Brelsford, appearing in black and white, introduces the show in the persona of a late-night, horror movie host. From the audience suggestions – posted in the Zoom Chat – Brelsford decides that the story will be set in Doug Hollow, a small, bucolic, Canadian town that is visited by two cousins on a car trip.
This improvised horror show is variously hilarious, spooky, demented and gory. The story takes us, via virtual backgrounds, to a car interior, a rustic log cabin / gas station, the town bar, the interior and exterior of an isolated motel and a creepy forest at night. Joshua Raoul Brody’s music has echoes of the original Twin Peaks score.
The show begins with a short vignette of a gruesome, double murder in the Doug Hollow hairdresser’s, called the Beautiful You Salon. It is now the 10th anniversary of said murder and the townspeople are anxious. Well, to be precise, they’re freaking out, because every year on the anniversary of the murders, things go awry, and this year is no exception.

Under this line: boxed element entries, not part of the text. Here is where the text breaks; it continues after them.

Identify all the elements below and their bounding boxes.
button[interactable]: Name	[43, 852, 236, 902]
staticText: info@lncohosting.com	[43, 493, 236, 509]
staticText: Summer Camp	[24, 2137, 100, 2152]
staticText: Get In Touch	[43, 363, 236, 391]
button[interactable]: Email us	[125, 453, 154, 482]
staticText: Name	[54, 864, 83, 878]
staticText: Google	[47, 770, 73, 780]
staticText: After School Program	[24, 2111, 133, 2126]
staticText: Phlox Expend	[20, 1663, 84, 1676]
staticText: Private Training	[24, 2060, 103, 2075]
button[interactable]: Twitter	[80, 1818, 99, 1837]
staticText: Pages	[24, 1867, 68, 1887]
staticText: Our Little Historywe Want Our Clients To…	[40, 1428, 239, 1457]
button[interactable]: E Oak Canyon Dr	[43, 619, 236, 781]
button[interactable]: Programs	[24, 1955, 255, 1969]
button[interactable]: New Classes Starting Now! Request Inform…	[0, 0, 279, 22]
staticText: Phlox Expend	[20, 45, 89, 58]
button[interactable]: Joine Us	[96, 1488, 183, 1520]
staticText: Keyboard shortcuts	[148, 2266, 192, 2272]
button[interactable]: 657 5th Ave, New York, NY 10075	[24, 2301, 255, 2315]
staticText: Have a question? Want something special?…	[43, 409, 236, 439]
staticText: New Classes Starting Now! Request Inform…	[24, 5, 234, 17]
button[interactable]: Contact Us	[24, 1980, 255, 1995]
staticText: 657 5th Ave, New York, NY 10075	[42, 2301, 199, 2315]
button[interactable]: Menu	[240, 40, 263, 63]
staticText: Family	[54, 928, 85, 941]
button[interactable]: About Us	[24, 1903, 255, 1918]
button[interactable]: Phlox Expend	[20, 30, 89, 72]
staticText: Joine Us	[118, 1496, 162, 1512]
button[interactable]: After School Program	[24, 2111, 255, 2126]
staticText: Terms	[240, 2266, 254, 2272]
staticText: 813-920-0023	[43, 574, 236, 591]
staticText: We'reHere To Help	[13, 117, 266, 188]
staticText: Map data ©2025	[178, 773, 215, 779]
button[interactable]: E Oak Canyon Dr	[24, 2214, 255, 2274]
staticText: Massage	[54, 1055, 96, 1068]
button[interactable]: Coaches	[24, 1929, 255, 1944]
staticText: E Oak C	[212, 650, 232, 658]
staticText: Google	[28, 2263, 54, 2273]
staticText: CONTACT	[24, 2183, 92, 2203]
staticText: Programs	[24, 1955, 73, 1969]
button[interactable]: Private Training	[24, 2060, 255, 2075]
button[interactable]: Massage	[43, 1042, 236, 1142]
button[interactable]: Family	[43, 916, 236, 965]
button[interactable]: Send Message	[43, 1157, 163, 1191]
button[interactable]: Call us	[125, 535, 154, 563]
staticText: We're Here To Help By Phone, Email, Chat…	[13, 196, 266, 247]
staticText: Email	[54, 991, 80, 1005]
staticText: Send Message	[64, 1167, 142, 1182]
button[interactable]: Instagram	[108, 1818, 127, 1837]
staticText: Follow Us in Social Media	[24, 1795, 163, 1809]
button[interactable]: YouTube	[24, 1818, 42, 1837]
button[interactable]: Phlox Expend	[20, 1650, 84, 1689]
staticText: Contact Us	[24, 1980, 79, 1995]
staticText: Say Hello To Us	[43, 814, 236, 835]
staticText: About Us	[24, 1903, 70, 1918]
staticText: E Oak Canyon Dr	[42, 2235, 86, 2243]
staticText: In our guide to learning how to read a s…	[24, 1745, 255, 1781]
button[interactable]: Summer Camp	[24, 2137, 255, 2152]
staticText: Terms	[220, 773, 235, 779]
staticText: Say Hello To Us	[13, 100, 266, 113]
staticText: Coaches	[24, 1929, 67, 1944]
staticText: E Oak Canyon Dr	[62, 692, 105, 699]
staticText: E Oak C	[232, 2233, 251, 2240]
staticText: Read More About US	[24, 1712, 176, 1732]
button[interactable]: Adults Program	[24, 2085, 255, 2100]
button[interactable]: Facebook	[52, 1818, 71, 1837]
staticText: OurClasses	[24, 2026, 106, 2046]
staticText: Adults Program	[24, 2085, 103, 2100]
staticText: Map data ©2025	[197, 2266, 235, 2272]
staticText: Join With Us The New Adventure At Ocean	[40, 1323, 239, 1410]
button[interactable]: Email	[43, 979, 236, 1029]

Cousins, Pete (Rafe Chase) and Terry (Regina Saisi), are innocents abroad, Canadian tourists babbling in their car about their mothers who were sisters. Terry is writing a novel, or beginning it, and boy, does she have some material by the end of their trip!
This story is peppered with eccentric, rustic Canadians who punctuate their sentences with a Canadian, ’Eh?’ and try valiantly to hide their group hysteria.
We meet the murder victims, bartender, band members, a Mountie, a motel manager, Suzette the hairdresser and Marissa, the painter. Finally, we meet Mickey Romsberg, the young man who murdered the hairdresser and his fiancée after a humiliatingly bad haircut.
The most hilariously rustic scene occurs outside an isolated, wood cabin-style gas station, between
Pat Gary (Brelsford), the bowser woman, who banters with dopey, wide-eyed Wayne, played by Rebecca Stockley sporting mad, facial hair. Her superimposed, virtual brows, ‘tache and beard transform her face.
Bodies are chopped and dropped apace, all being scalped right down to the scull in the same mode as those murders 10 years ago and on every anniversary since. The denouement is that paint-splattered Marissa is Mickey’s dead fiancée who Mickey makes relive the murders every anniversary.
Remember the tourists, Pete and Terry? Well, Mickey kills Pete, then Terry kills Mickey ending his murderous reign. Mickey and Marissa, now both dead, are no longer trapped in their murderous cycle and Terry now has plenty of material for her horror story novel to be written in Pete’s honour.
‘The moral’, says Brelsford glibly at the end, ‘is to say “Sorry”.’
By Kate Herbert 7 June 2021
NB: I can tell you the story and its ending of this show as it is improvised so there can be no spoilers as it will never be seen again.